6. As was the case in other countries during the war, there were cases of disgraceful behaviour towards Jews in occupied Poland, but this was a small minority compared to the Polish society as a whole. At the same time, there were also instances of disgraceful behaviour by Jews in relation to other Jews and to Poles.
7. During the war, pogroms of the Jewish people were observed in various European cities and were often inspired by Nazi Germans. Along with the Jews, Polish people, notably the intelligentsia and the political, socio-economic and cultural elites, were murdered on a massive scale by the Nazis and by the Soviets.
8. In the post-war period, some attempts were made to falsify the history of the Holocaust, including the attitude of the Poles towards the Jews during the war. In order to prevent this falsification and to protect Poland’s reputation worldwide, in January 2018, the Polish Parliament passed an Act to penalize attributing responsibility for Nazi Germany’s crimes to the Polish state or Polish nation.

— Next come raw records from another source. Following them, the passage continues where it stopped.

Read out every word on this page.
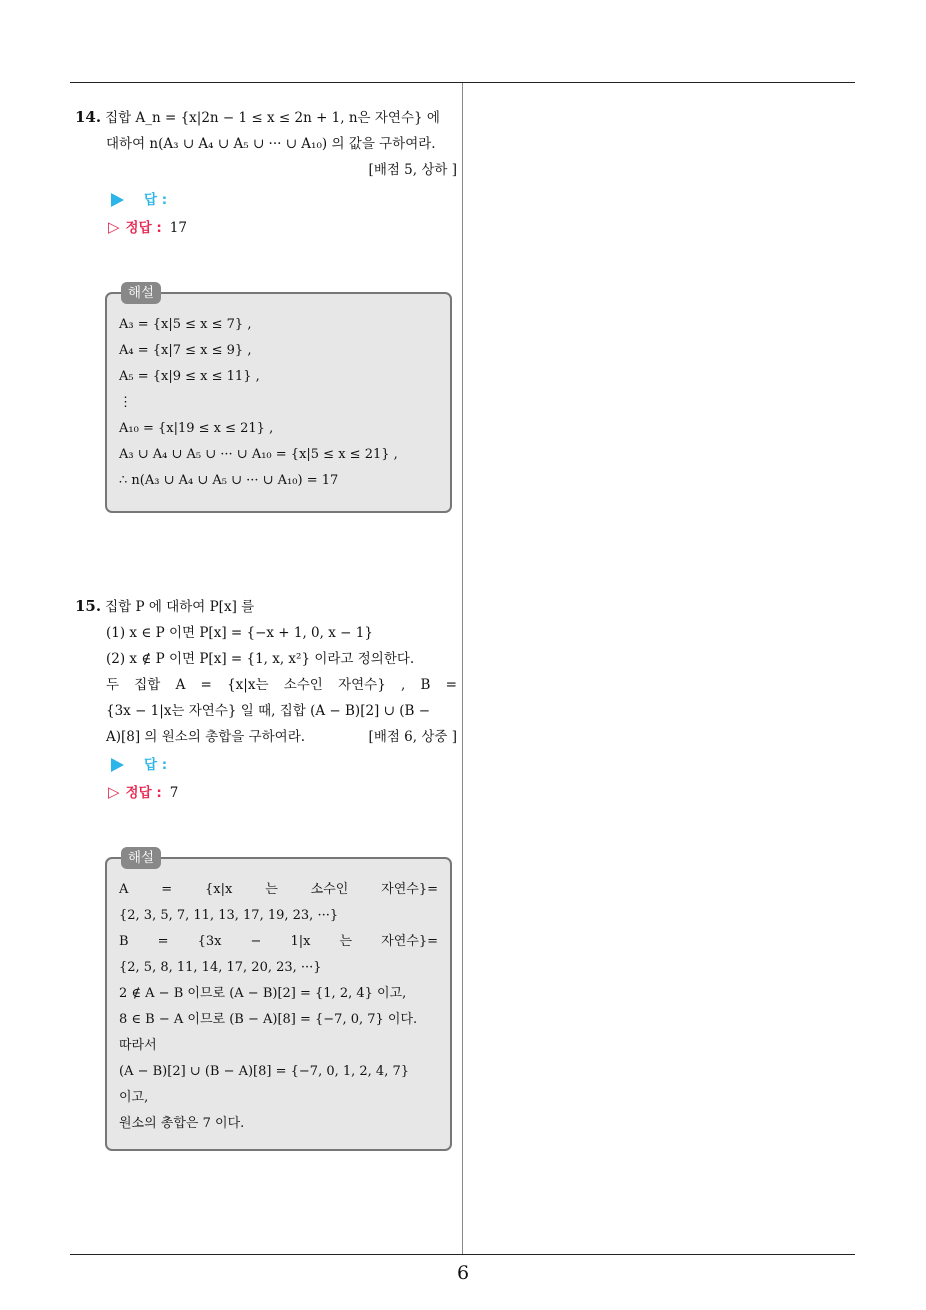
14. 집합 A_n = {x|2n − 1 ≤ x ≤ 2n + 1, n은 자연수} 에
대하여 n(A₃ ∪ A₄ ∪ A₅ ∪ ··· ∪ A₁₀) 의 값을 구하여라.
[배점 5, 상하 ]
답 :
▷ 정답 : 17
해설
A₃ = {x|5 ≤ x ≤ 7} ,
A₄ = {x|7 ≤ x ≤ 9} ,
A₅ = {x|9 ≤ x ≤ 11} ,
⋮
A₁₀ = {x|19 ≤ x ≤ 21} ,
A₃ ∪ A₄ ∪ A₅ ∪ ··· ∪ A₁₀ = {x|5 ≤ x ≤ 21} ,
∴ n(A₃ ∪ A₄ ∪ A₅ ∪ ··· ∪ A₁₀) = 17
15. 집합 P 에 대하여 P[x] 를
(1) x ∈ P 이면 P[x] = {−x + 1, 0, x − 1}
(2) x ∉ P 이면 P[x] = {1, x, x²} 이라고 정의한다.
두 집합 A = {x|x는 소수인 자연수} , B =
{3x − 1|x는 자연수} 일 때, 집합 (A − B)[2] ∪ (B −
A)[8] 의 원소의 총합을 구하여라.	[배점 6, 상중 ]
답 :
▷ 정답 : 7
해설
A = {x|x 는 소수인 자연수}=
{2, 3, 5, 7, 11, 13, 17, 19, 23, ···}
B = {3x − 1|x 는 자연수}=
{2, 5, 8, 11, 14, 17, 20, 23, ···}
2 ∉ A − B 이므로 (A − B)[2] = {1, 2, 4} 이고,
8 ∈ B − A 이므로 (B − A)[8] = {−7, 0, 7} 이다.
따라서
(A − B)[2] ∪ (B − A)[8] = {−7, 0, 1, 2, 4, 7}
이고,
원소의 총합은 7 이다.
6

9. There are opinions that accusing Poland and Poles of anti-Semitism and complicity in the Holocaust (even if this is false) is a deliberate attempt to facilitate the achievement of specific political and financial goals in relation to Poland.
10. In February 2018, prominent German politicians, including Chancellor Merkel, publicly admitted on several occasions that the full responsibility for the Holocaust lies with Germany.